Key Highlights
- The coffee giant finalized a partnership arrangement with Boyu Capital, transferring 60% control of Chinese operations to the private equity firm.
- Starbucks maintains 40% ownership while continuing to provide brand licensing and intellectual property rights to the partnership.
- The Chinese joint venture manages approximately 8,000 locations, with ambitions to reach 20,000 stores.
- New U.S. employee perks include weekly paychecks, digital gratuity options, and performance-based bonuses reaching $1,200 annually.
- Trading activity remained subdued with shares gaining merely 0.1% in extended hours following a marginal decline in standard market hours.
Starbucks (SBUX) stock experienced minimal volatility on Thursday, ending regular market hours slightly down and climbing a mere 0.1% in after-hours trading, essentially hovering near breakeven territory despite unveiling two significant corporate developments.
The Seattle-based coffee chain finalized its partnership agreement with Boyu Capital, a private equity organization operating across China, Hong Kong, and Singapore. The arrangement grants Boyu-managed investment funds 60% ownership of Starbucks’ Chinese retail operations, while Starbucks retains a 40% interest. The coffeehouse chain will also continue providing brand licensing and intellectual property to the newly structured partnership.
The partnership was originally unveiled in November. Boyu’s leadership includes individuals with significant political connections, including a grandson of Jiang Zemin, China’s former president.

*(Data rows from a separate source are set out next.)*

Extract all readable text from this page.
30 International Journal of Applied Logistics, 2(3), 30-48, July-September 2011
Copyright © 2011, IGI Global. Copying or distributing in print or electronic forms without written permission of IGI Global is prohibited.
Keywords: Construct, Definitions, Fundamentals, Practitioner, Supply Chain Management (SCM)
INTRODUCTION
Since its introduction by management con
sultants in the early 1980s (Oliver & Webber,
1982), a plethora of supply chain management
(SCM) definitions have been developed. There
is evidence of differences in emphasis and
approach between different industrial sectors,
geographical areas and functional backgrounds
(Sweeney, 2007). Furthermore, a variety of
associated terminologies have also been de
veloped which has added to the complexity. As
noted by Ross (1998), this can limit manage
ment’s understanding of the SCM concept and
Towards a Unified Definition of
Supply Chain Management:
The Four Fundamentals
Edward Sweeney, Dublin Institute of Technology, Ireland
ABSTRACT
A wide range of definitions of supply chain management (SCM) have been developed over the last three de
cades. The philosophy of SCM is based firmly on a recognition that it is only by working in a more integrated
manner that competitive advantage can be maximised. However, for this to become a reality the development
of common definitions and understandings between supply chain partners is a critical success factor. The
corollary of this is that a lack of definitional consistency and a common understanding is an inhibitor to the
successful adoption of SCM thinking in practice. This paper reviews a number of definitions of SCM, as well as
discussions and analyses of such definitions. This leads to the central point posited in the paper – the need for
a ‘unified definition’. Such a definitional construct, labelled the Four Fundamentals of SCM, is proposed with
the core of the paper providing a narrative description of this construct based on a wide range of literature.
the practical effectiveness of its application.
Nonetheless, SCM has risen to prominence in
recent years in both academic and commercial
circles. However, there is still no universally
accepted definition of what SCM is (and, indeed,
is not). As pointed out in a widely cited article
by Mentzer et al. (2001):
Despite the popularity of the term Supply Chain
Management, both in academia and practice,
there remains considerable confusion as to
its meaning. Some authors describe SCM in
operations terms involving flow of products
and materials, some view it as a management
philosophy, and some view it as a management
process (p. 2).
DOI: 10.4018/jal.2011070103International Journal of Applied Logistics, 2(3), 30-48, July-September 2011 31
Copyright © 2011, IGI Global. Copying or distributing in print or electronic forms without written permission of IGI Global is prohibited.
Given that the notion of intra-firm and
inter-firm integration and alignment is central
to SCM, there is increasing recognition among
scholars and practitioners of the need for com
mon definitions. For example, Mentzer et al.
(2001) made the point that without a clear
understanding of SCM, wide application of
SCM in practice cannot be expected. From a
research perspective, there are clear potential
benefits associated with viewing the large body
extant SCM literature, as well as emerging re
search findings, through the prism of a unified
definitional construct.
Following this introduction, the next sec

This collaborative venture encompasses roughly 8,000 corporate-owned locations throughout China. Strategic plans call for expansion to 20,000 stores over an extended timeline.
The Chinese market presents ongoing obstacles for Starbucks. Annual coffee consumption among Chinese consumers averages merely three cups per person, as noted by Brady Brewer, CEO of Starbucks International, during January’s investor presentation. Additionally, the company confronts intense pressure from domestic competitors such as Luckin Coffee and Cotti, which have aggressively competed on pricing.
Comparable store revenue across China and the broader Asia-Pacific territory declined consistently during 2024 before showing improvement in the recent year, based on FactSet analytics.
Employee Compensation and Incentive Updates
Also on Thursday, Starbucks rolled out an enhanced benefits package for its American workforce. The corporation announced it will transition all U.S. employees to a weekly payment system, discontinuing its previous compensation schedule.
Additionally, a performance incentive program was introduced allowing baristas and shift leaders to earn as much as $1,200 in supplemental annual income — distributed as $300 quarterly payments — when their location achieves specific revenue, operational efficiency, and customer satisfaction benchmarks.
Furthermore, employees will gain the ability to collect gratuities via mobile transactions and digital payment methods, including a scan-and-pay function at checkout.
The organization positioned these modifications as elements of a comprehensive strategy to improve employee retention, recognize staff contributions, enhance service quality, and reconnect with customers who had reduced visits due to elevated pricing or disappointing store experiences.
Labor Union Response
The enhanced benefits package includes important limitations. Starbucks indicated these changes “will be subject to collective bargaining as required by federal law” at approximately 5% of domestic locations where workers have unionized, suggesting those employees might experience delayed implementation.
Starbucks Workers United, the labor organization representing unionized staff, stated it was still reviewing complete program details. The union released a statement characterizing the announcement as a direct response to their organizing activities.
“It’s clearly a reaction to our organizing and demands for higher take-home pay for baristas,” the union said. The union added that many baristas rely on government assistance programs and often struggle to get enough hours to pay rent or qualify for healthcare.
The labor organization emphasized that both the incentive payments and gratuity options depend significantly on variables beyond employees’ immediate influence, including customer patterns and performance metrics determined by corporate management.
Starbucks declined to provide further elaboration beyond its original statements.